Puisant ses sources chez Ovide, le compositeur conte l’histoire de la nymphe Coronis, une chaste prêtresse de Diane qu’une prophétie a condamnée à finir noyée dans la mer Égée. Courtisée par le monstre marin Triton, aussi amoureux que colérique, elle échappe a deux reprises à ses tentatives d’enlèvement. Croyant trouver son salut en implorant le secours d’Apollon, qui va la désirer à son tour, Coronis déclenche une foule de cataclysmes, guerre céleste entre celui-ci et Neptune, raz-de-marée et finalement conflit terrestre qui met la Thrace a feu et à sang. Heureusement, les interventions comiques de deux graciosos, typiques de la scène espagnole, viennent détendre l’atmosphère à plus d’une occasion !
L’argument est donc bien dans le goût de l’époque, mêlant dieux et magiciens, amoureux et bouffons.

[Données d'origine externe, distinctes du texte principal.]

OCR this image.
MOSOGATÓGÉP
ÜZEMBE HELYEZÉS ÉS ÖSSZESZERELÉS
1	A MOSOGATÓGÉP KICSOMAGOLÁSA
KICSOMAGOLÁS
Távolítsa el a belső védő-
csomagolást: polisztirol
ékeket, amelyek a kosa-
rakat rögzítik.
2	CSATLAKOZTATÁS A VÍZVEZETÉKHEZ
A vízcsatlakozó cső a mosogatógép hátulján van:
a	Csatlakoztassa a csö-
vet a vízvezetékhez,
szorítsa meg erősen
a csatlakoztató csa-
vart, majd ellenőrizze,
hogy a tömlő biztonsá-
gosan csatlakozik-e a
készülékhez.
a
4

Vincent Dumestre s’est attaché à faire renaître toute l’originalité de l’œuvre, et les conditions mêmes de son interprétation lors de sa création. « Le plus remarquable – explique-t-il – tient à une distribution entièrement féminine ou presque, partagée entre sept sopranos incarnant aussi bien l’héroïne qu’Apollon ou Neptune, et un ténor jouant le vieux devin Protée. Reflet d’une Espagne où seules les femmes, au sein des troupes théâtrales, étaient formées au chant, tandis que les chantres de la chapelle royale dédaignaient la scène ».
Quant à la musique elle-même, également bien dans son époque, elle est d’une infinie variété, usant même de castagnettes et d’airs populaires espagnols. On y trouve déjà des lamenti poignants, et des grands airs préfigurant l’opera seria. La direction de Vincent Dumestre, d’une extrême précision comme à son habitude, met en valeur les cordes, mais aussi les harpes, guitares et percussions. Les chœurs de nymphes, tritons et néréides, et de chasseurs et bergers Thraces, constituent sur scène un contrepoint dynamique et bien chantant, animé d’acrobates et de danseurs, et d’acteurs et chanteurs aux silhouettes toutes fort drôles, avec même un clin d’œil à la tauromachie.